Think about it this way. The moment to we stop questioning ourselves and asking why, the moment that we take our own abilities for granted, that is the moment when we stop growing. To make any sort of progress, in one's dancing or in any pursuit, requires a certain humility and a consciousness of one's own limitations, and tireless inquest into the reasons why things are the way they are, and why my dancing doesn't look like it should, or feel like it should, or move like it should.
So I think that, all things considered, Brandon and I are on the same page here. (Pun so not intentional.) We know roughly where we are with our dancing, and we know, perhaps more clearly, where we want to be. And for us, those two items are matching up relatively well between us these days. Both being of introspective natures, we found that a lot of our dance training has spilled over into hours of mental reflection, some in depth conversations, and personal study, as we try to determine what exactly it will take for us to achieve these goals of ours, both together as a partnership and individually as dancers.
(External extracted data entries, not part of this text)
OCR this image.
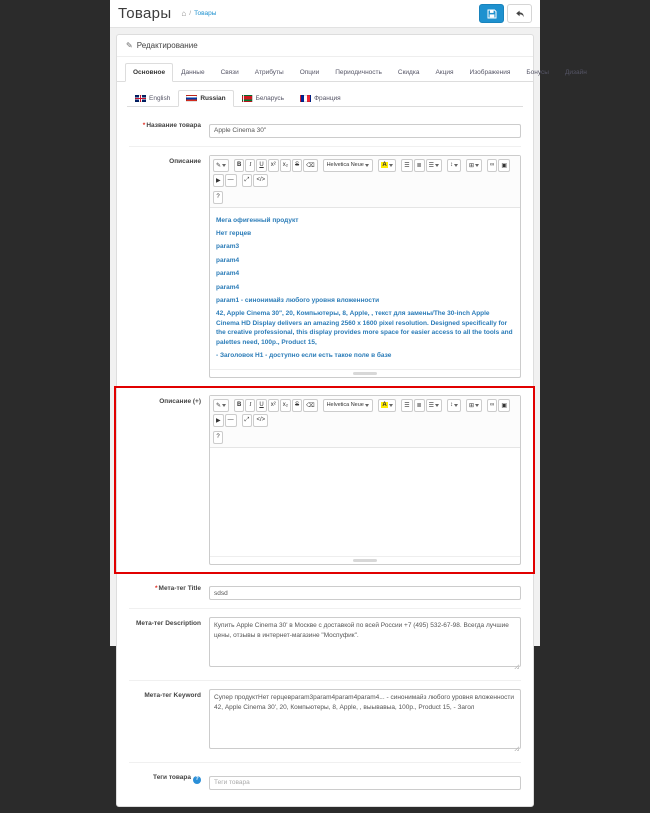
Товары ⌂ / Товары
✎ Редактирование
Основное	Данные	Связи	Атрибуты	Опции	Периодичность	Скидка	Акция	Изображения	Бонусы	Дизайн
English	Russian	Беларусь	Франция
*Название товара
Apple Cinema 30"
Описание
✎	B I U x² x₂ S ⌫ Helvetica Neue	A	☰ ≣ ☰	↕	⊞	∞ ▣
▶ — ⤢ </>
?
Мега офигенный продукт
Нет герцев
param3
param4
param4
param4
param1 - синонимайз любого уровня вложенности
42, Apple Cinema 30", 20, Компьютеры, 8, Apple, , текст для замены/The 30-inch Apple Cinema HD Display delivers an amazing 2560 x 1600 pixel resolution. Designed specifically for the creative professional, this display provides more space for easier access to all the tools and palettes need, 100p., Product 15,
- Заголовок H1 - доступно если есть такое поле в базе
Описание (+)
✎	B I U x² x₂ S ⌫ Helvetica Neue	A	☰ ≣ ☰	↕	⊞	∞ ▣
▶ — ⤢ </>
?
*Мета-тег Title
sdsd
Мета-тег Description
Купить Apple Cinema 30' в Москве с доставкой по всей России +7 (495) 532-67-98. Всегда лучшие цены, отзывы в интернет-магазине "Моспуфик".
Мета-тег Keyword
Супер продуктНет герцевparam3param4param4param4... - синонимайз любого уровня вложенности 42, Apple Cinema 30', 20, Компьютеры, 8, Apple, , выывавыа, 100р., Product 15, - Загол
Теги товара ?
Теги товара
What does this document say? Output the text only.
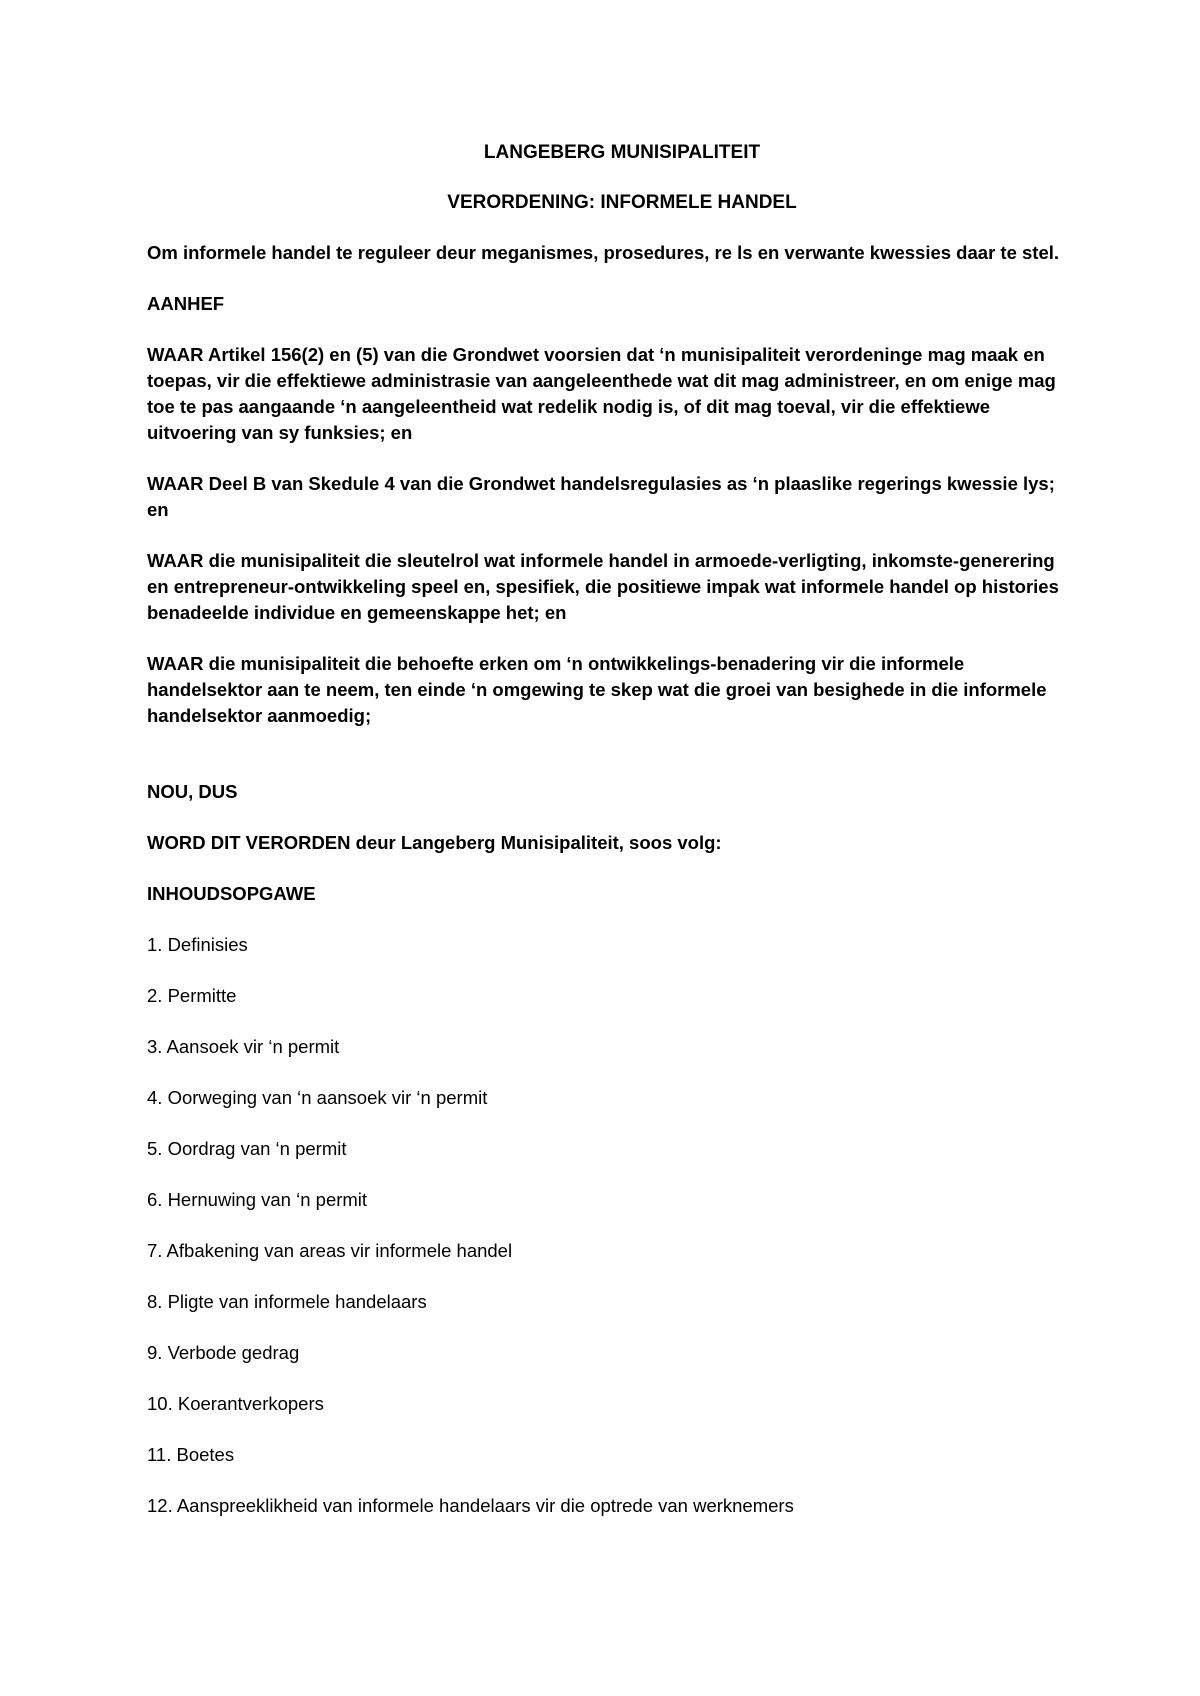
LANGEBERG MUNISIPALITEIT

VERORDENING: INFORMELE HANDEL

Om informele handel te reguleer deur meganismes, prosedures, re ls en verwante kwessies daar te stel.

AANHEF

WAAR Artikel 156(2) en (5) van die Grondwet voorsien dat ‘n munisipaliteit verordeninge mag maak en toepas, vir die effektiewe administrasie van aangeleenthede wat dit mag administreer, en om enige mag toe te pas aangaande ‘n aangeleentheid wat redelik nodig is, of dit mag toeval, vir die effektiewe uitvoering van sy funksies; en

WAAR Deel B van Skedule 4 van die Grondwet handelsregulasies as ‘n plaaslike regerings kwessie lys; en

WAAR die munisipaliteit die sleutelrol wat informele handel in armoede-verligting, inkomste-generering en entrepreneur-ontwikkeling speel en, spesifiek, die positiewe impak wat informele handel op histories benadeelde individue en gemeenskappe het; en

WAAR die munisipaliteit die behoefte erken om ‘n ontwikkelings-benadering vir die informele handelsektor aan te neem, ten einde ‘n omgewing te skep wat die groei van besighede in die informele handelsektor aanmoedig;

NOU, DUS

WORD DIT VERORDEN deur Langeberg Munisipaliteit, soos volg:

INHOUDSOPGAWE

1. Definisies
2. Permitte
3. Aansoek vir ‘n permit
4. Oorweging van ‘n aansoek vir ‘n permit
5. Oordrag van ‘n permit
6. Hernuwing van ‘n permit
7. Afbakening van areas vir informele handel
8. Pligte van informele handelaars
9. Verbode gedrag
10. Koerantverkopers
11. Boetes
12. Aanspreeklikheid van informele handelaars vir die optrede van werknemers
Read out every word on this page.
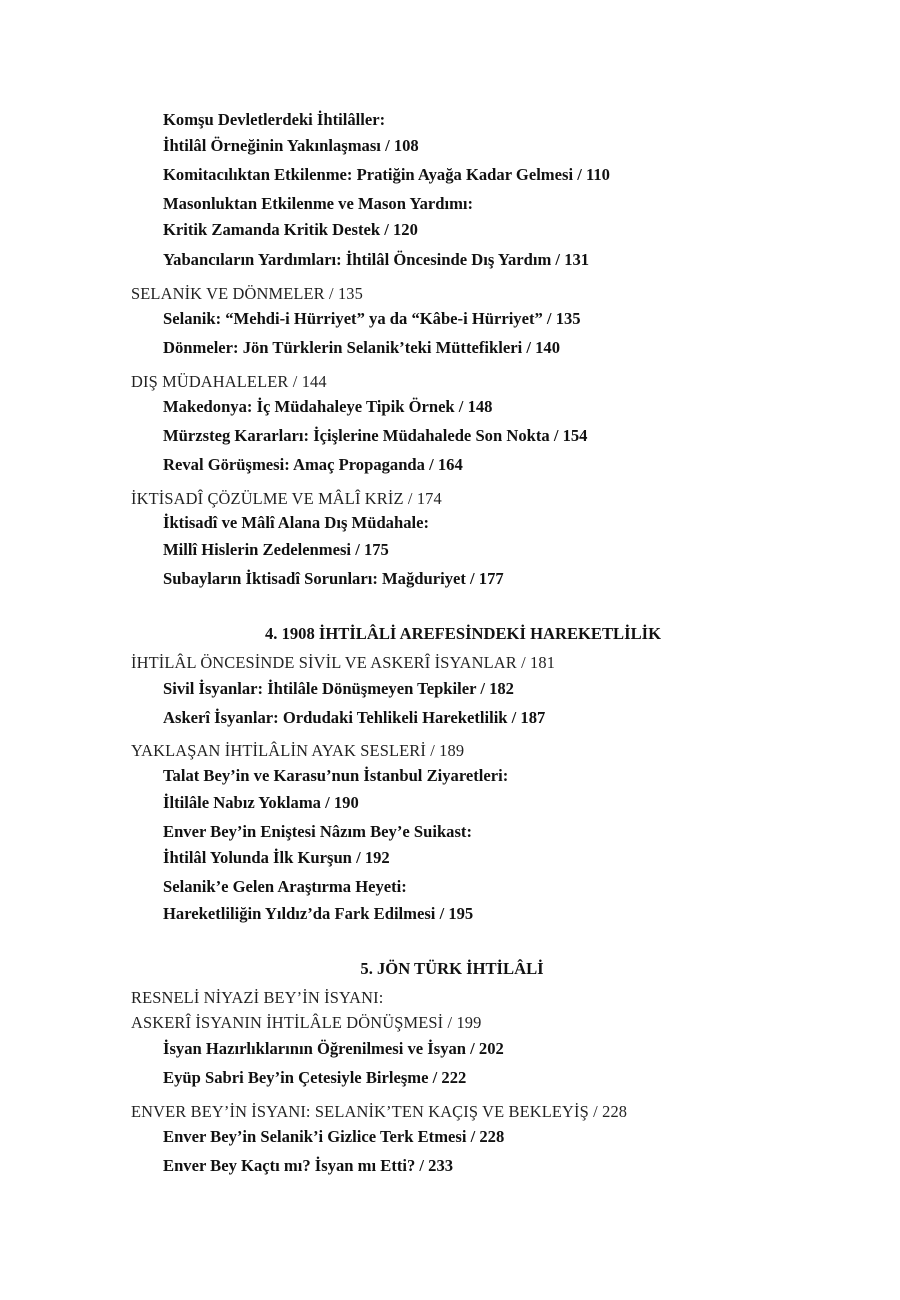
Komşu Devletlerdeki İhtilâller:
İhtilâl Örneğinin Yakınlaşması / 108
Komitacılıktan Etkilenme: Pratiğin Ayağa Kadar Gelmesi / 110
Masonluktan Etkilenme ve Mason Yardımı:
Kritik Zamanda Kritik Destek / 120
Yabancıların Yardımları: İhtilâl Öncesinde Dış Yardım / 131
SELANİK VE DÖNMELER / 135
Selanik: “Mehdi-i Hürriyet” ya da “Kâbe-i Hürriyet” / 135
Dönmeler: Jön Türklerin Selanik’teki Müttefikleri / 140
DIŞ MÜDAHALELER / 144
Makedonya: İç Müdahaleye Tipik Örnek / 148
Mürzsteg Kararları: İçişlerine Müdahalede Son Nokta / 154
Reval Görüşmesi: Amaç Propaganda / 164
İKTİSADÎ ÇÖZÜLME VE MÂLÎ KRİZ / 174
İktisadî ve Mâlî Alana Dış Müdahale:
Millî Hislerin Zedelenmesi / 175
Subayların İktisadî Sorunları: Mağduriyet / 177
4. 1908 İHTİLÂLİ AREFESİNDEKİ HAREKETLİLİK
İHTİLÂL ÖNCESİNDE SİVİL VE ASKERÎ İSYANLAR / 181
Sivil İsyanlar: İhtilâle Dönüşmeyen Tepkiler / 182
Askerî İsyanlar: Ordudaki Tehlikeli Hareketlilik / 187
YAKLAŞAN İHTİLÂLİN AYAK SESLERİ / 189
Talat Bey’in ve Karasu’nun İstanbul Ziyaretleri:
İltilâle Nabız Yoklama / 190
Enver Bey’in Eniştesi Nâzım Bey’e Suikast:
İhtilâl Yolunda İlk Kurşun / 192
Selanik’e Gelen Araştırma Heyeti:
Hareketliliğin Yıldız’da Fark Edilmesi / 195
5. JÖN TÜRK İHTİLÂLİ
RESNELİ NİYAZİ BEY’İN İSYANI:
ASKERÎ İSYANIN İHTİLÂLE DÖNÜŞMESİ / 199
İsyan Hazırlıklarının Öğrenilmesi ve İsyan / 202
Eyüp Sabri Bey’in Çetesiyle Birleşme / 222
ENVER BEY’İN İSYANI: SELANİK’TEN KAÇIŞ VE BEKLEYİŞ / 228
Enver Bey’in Selanik’i Gizlice Terk Etmesi / 228
Enver Bey Kaçtı mı? İsyan mı Etti? / 233
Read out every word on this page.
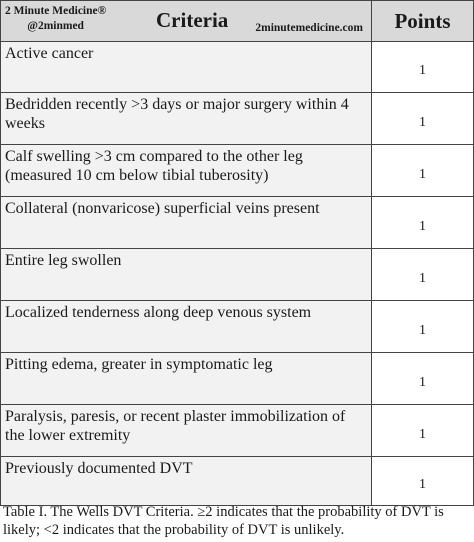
2 Minute Medicine®
@2minmed Criteria 2minutemedicine.com	Points
Active cancer	1
Bedridden recently >3 days or major surgery within 4 weeks	1
Calf swelling >3 cm compared to the other leg (measured 10 cm below tibial tuberosity)	1
Collateral (nonvaricose) superficial veins present	1
Entire leg swollen	1
Localized tenderness along deep venous system	1
Pitting edema, greater in symptomatic leg	1
Paralysis, paresis, or recent plaster immobilization of the lower extremity	1
Previously documented DVT	1
Table I. The Wells DVT Criteria. ≥2 indicates that the probability of DVT is likely; <2 indicates that the probability of DVT is unlikely.
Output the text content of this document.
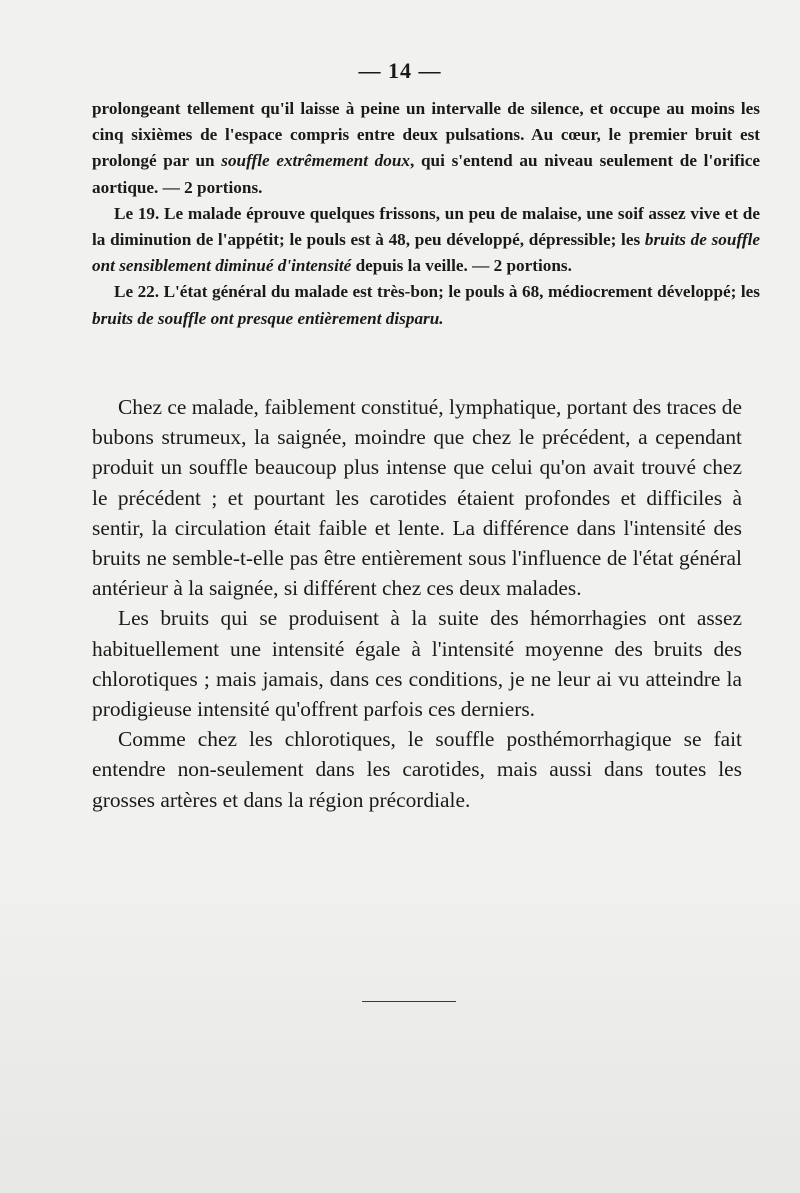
— 14 —

prolongeant tellement qu'il laisse à peine un intervalle de silence, et occupe au moins les cinq sixièmes de l'espace compris entre deux pulsations. Au cœur, le premier bruit est prolongé par un souffle extrêmement doux, qui s'entend au niveau seulement de l'orifice aortique. — 2 portions.

Le 19. Le malade éprouve quelques frissons, un peu de malaise, une soif assez vive et de la diminution de l'appétit; le pouls est à 48, peu développé, dépressible; les bruits de souffle ont sensiblement diminué d'intensité depuis la veille. — 2 portions.

Le 22. L'état général du malade est très-bon; le pouls à 68, médiocrement développé; les bruits de souffle ont presque entièrement disparu.

Chez ce malade, faiblement constitué, lymphatique, portant des traces de bubons strumeux, la saignée, moindre que chez le précédent, a cependant produit un souffle beaucoup plus intense que celui qu'on avait trouvé chez le précédent ; et pourtant les carotides étaient profondes et difficiles à sentir, la circulation était faible et lente. La différence dans l'intensité des bruits ne semble-t-elle pas être entièrement sous l'influence de l'état général antérieur à la saignée, si différent chez ces deux malades.

Les bruits qui se produisent à la suite des hémorrhagies ont assez habituellement une intensité égale à l'intensité moyenne des bruits des chlorotiques ; mais jamais, dans ces conditions, je ne leur ai vu atteindre la prodigieuse intensité qu'offrent parfois ces derniers.

Comme chez les chlorotiques, le souffle posthémorrhagique se fait entendre non-seulement dans les carotides, mais aussi dans toutes les grosses artères et dans la région précordiale.
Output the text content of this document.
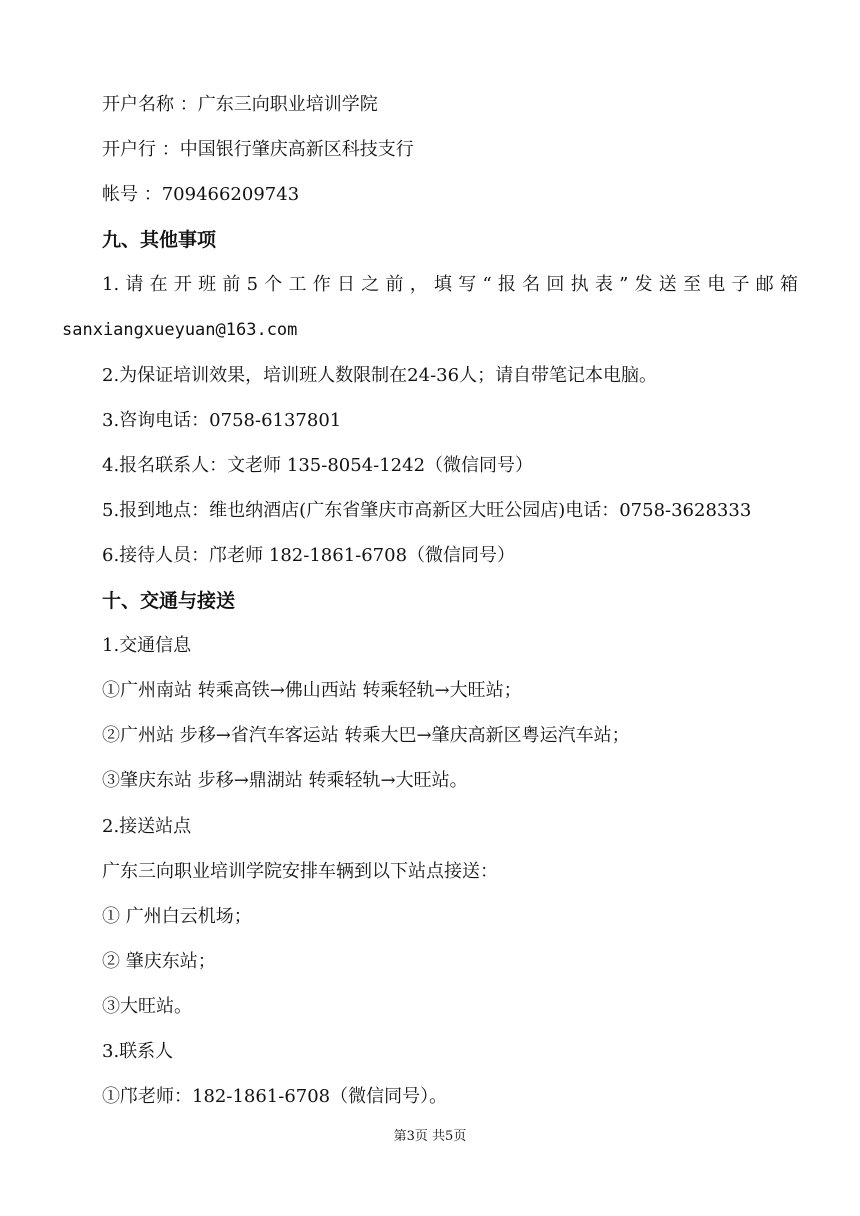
开户名称 ：广东三向职业培训学院
开户行 ：中国银行肇庆高新区科技支行
帐号 ：709466209743
九、其他事项
1.请在开班前5个工作日之前，填写“报名回执表”发送至电子邮箱
sanxiangxueyuan@163.com
2.为保证培训效果，培训班人数限制在24-36人；请自带笔记本电脑。
3.咨询电话：0758-6137801
4.报名联系人：文老师 135-8054-1242（微信同号）
5.报到地点：维也纳酒店(广东省肇庆市高新区大旺公园店)电话：0758-3628333
6.接待人员：邝老师 182-1861-6708（微信同号）
十、交通与接送
1.交通信息
①广州南站 转乘高铁→佛山西站 转乘轻轨→大旺站；
②广州站 步移→省汽车客运站 转乘大巴→肇庆高新区粤运汽车站；
③肇庆东站 步移→鼎湖站 转乘轻轨→大旺站。
2.接送站点
广东三向职业培训学院安排车辆到以下站点接送：
① 广州白云机场；
② 肇庆东站；
③大旺站。
3.联系人
①邝老师：182-1861-6708（微信同号）。
第3页 共5页
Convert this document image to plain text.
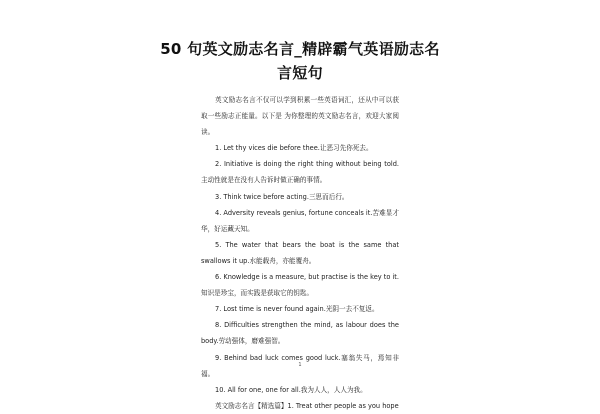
50 句英文励志名言_精辟霸气英语励志名
言短句

英文励志名言不仅可以学到积累一些英语词汇，还从中可以获取一些励志正能量。以下是 为你整理的英文励志名言，欢迎大家阅读。

1. Let thy vices die before thee.让恶习先你死去。

2. Initiative is doing the right thing without being told.主动性就是在没有人告诉时做正确的事情。

3. Think twice before acting.三思而后行。

4. Adversity reveals genius, fortune conceals it.苦难显才华，好运藏天知。

5. The water that bears the boat is the same that swallows it up.水能载舟，亦能覆舟。

6. Knowledge is a measure, but practise is the key to it.知识是珍宝，而实践是获取它的钥匙。

7. Lost time is never found again.光阴一去不复返。

8. Difficulties strengthen the mind, as labour does the body.劳动强体，磨难强智。

9. Behind bad luck comes good luck.塞翁失马，焉知非福。

10. All for one, one for all.我为人人，人人为我。

英文励志名言【精选篇】1. Treat other people as you hope

1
I'd like to make a comment about the subtitle of this blog. It came to me rather suddenly as a random and silly idea as Brandon and I were attempting to christen it. I explained to Brandon that I have always felt like the world in general is just too clunky. Mostly it's people: people when they dance, people in their interactions, people in their movement. There is so much good and beauty in this world, and if there was just some way for us to tread more lightly, rather than to stomp through this life, how much more of that beauty we would see. I suppose I ought to give specific examples to illustrate this rather outlandish assessment, but I just don't think I have any top of mind, unless it is ladies in clunky heels making as much noise as possible in a quite church on a stone floor. In any case, we'd like to think that this idea applies to our quest to become better dancers. We've noticed a sad lack in the rank and file of competitive dancers of a true expression of what dancing is all about. The two bodies moving as one, flowing across the floor to the strains of beautiful music, creating harmonious lines and shapes and a unified picture, something about this ideal is so often just not there. Many dancers seem too focused on "getting marked" to care whether their dancing is graceful and really beautiful. And although Brandon and I are both pretty competitive ourselves, for us competition is kind of a means to an end, the end being real, beautiful and powerful dancing.
Our goal, with our dancing and with this blog, is to try to bring back some of the beauty and grace that has lost it's rightful place in ballroom dancing. Highly questionable? I think so. Let's just say we have our work more than cut out for us.